A value of being able to sync everything I write to the Web and have all of my links saved within one tool would be that I could easily search everything at once to find what I need.
E3 — Mind mapping
“In quantum physics, everything that can happen does. All possibilities are realized” – Garrett Lisi, TED 2008
My uber-tool would help me see more possibilities rather than those I can hold in my mind because I have limited short-term memory or poor strategies for keeping related resources in my mind and close enough to retrieve to add to the mix. – (My Ocober 31 response to Stephen’s Notes from the PLENK 2010 Oct. 29 Elluminate session)
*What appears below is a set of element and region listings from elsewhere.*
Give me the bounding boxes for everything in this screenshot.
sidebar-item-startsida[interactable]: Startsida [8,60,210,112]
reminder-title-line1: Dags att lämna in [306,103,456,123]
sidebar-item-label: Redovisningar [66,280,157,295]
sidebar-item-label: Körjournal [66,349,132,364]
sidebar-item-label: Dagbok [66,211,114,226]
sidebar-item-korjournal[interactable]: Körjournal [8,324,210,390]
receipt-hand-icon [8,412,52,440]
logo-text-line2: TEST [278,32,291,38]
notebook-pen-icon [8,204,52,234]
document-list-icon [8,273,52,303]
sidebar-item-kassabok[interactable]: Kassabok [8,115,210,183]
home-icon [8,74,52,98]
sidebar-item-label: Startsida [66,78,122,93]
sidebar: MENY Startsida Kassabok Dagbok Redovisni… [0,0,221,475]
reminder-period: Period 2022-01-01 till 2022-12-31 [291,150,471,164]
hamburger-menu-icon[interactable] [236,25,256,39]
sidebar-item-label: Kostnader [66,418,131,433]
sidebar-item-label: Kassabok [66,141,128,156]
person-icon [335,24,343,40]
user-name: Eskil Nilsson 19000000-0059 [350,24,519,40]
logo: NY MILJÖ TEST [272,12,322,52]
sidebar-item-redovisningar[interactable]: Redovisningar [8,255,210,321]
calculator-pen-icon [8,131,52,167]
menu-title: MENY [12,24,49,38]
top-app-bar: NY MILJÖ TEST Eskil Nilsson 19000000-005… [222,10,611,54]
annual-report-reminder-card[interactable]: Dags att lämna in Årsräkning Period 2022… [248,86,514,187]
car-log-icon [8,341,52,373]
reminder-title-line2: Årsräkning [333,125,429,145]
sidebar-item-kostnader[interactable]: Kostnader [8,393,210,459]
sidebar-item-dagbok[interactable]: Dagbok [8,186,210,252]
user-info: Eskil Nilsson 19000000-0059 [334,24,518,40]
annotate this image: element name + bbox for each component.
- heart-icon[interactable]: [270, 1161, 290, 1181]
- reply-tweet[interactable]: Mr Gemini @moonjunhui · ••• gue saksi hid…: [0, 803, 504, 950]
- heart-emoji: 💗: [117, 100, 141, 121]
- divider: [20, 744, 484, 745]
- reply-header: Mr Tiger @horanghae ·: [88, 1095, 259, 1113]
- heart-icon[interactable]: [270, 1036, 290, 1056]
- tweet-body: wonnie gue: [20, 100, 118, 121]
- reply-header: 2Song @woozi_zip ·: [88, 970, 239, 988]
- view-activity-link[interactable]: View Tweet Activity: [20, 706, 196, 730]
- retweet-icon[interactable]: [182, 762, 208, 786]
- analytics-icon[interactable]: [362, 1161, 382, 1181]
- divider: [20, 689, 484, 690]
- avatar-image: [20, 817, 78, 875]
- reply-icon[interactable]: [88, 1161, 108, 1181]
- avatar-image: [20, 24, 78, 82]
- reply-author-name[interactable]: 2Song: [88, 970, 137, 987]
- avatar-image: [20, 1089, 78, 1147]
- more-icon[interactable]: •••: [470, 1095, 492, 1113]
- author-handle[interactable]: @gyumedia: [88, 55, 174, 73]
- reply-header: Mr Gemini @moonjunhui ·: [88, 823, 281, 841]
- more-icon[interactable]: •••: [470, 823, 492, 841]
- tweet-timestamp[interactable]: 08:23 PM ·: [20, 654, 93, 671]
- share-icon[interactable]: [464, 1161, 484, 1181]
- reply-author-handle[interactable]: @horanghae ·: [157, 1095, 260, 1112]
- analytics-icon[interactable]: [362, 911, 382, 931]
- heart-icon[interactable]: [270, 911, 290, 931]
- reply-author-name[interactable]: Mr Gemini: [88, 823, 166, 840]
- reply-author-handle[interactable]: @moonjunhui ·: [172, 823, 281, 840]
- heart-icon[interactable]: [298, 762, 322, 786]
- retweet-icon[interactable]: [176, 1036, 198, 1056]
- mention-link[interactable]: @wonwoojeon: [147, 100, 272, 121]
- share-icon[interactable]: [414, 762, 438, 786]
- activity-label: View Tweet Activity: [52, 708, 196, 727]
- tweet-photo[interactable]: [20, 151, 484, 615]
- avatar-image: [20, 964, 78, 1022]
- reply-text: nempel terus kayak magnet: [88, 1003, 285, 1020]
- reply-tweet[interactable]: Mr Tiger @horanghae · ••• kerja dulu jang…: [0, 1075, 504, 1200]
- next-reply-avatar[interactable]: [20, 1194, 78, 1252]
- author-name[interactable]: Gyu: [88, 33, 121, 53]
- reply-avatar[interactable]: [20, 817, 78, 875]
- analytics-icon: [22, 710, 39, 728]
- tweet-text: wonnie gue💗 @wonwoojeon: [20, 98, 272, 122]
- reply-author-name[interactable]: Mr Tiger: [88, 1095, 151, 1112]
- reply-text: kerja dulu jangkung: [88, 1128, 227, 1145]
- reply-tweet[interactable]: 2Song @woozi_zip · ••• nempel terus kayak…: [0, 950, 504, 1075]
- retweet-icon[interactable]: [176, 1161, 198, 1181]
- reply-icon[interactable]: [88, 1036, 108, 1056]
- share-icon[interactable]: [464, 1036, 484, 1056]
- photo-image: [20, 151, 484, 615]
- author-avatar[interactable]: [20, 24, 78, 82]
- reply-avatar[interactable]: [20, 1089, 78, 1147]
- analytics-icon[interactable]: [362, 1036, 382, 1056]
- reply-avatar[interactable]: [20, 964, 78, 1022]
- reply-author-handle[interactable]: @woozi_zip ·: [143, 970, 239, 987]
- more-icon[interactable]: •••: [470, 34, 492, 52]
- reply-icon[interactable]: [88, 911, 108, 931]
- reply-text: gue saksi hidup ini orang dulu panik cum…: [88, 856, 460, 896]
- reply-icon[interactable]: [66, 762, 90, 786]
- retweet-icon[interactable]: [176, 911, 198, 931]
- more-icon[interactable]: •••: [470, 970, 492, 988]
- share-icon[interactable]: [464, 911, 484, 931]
And if I could search everything at once, wouldn’t it be amazing to be able to create a mind map as I go that helps me “see” my connections and begin to move them around to create a logical flow for my argument? Or another argument that arises from being able to see these ideas in proximity or propinquity.
E4 — Teaching my tool
“And, once you’re using the tools, they don’t “learn from you”. That’s not right.” George in the infamous “What are your questions” discussion in PLENK 2010 Week 8
The tool of everything would be intelligent enough, as George describes, to “learn from me” and auto-tag the resources not only with key words but with categories that it’s learned from me.
E5 — My Memes
“ . . . power of metaphors and analogies to affect one’s view on the world, ability to make predictions, generate expectancy, and solve problems (Klein, 1998, Chaper 12).
I’d like for this tool to give me not only the obvious tags but let me preload tags that it would use to create categories of related resources. For example, “metaphor” would be an important tag for me as I am fascinated by how we use story and metaphor to learn. So even though Klein’s book might not surface in a search for “stories and metaphors,” if this tool had my pre-selected tags then it could search and connect Klein’s book to this category.
E6 — “Read and synch later” function
“Is it [synchronicity] only, as skeptics suggest, selective perception and the law of averages playing itself out? Or is it, as Carl Jung believed, a glimpse into the underlying order of the universe? He coined the term synchronicity to describe what he called the “acausal connecting principle” that links mind and matter (Lundstrom, 1966).
There are way too many instances of synchronicity or “glimpses of the order of the universe” on the Web and there’s no time to pursue them. So, of course, I need a “read later” function. Then I can file a new source that I’ve no time to read and see that it’s auto-tagged and ready to study for connections.
E7 — Web writing
“Chance favors the connected mind” — Steven Johnson, TED, 2020, July
Imagine the time I would save if I could trust composing online and creating my links as I sprinted or trudged through the piece. Having lost way too many online comments, I now compose in Word and continuously return to the Web to copy urls to duefully paste in my Word document. If I could compose on the Web then I could simply make the links, hopefully, in a simple one-step process, and avoid the linking process when I take the completed piece online. But I of little faith will not dare to compose on the Web unless I can synch to my desktop.
Finally, I’d like, but, of course, to be able to share my lifelong collection of ideas and resources with whom I choose. A mind meld, perhaps?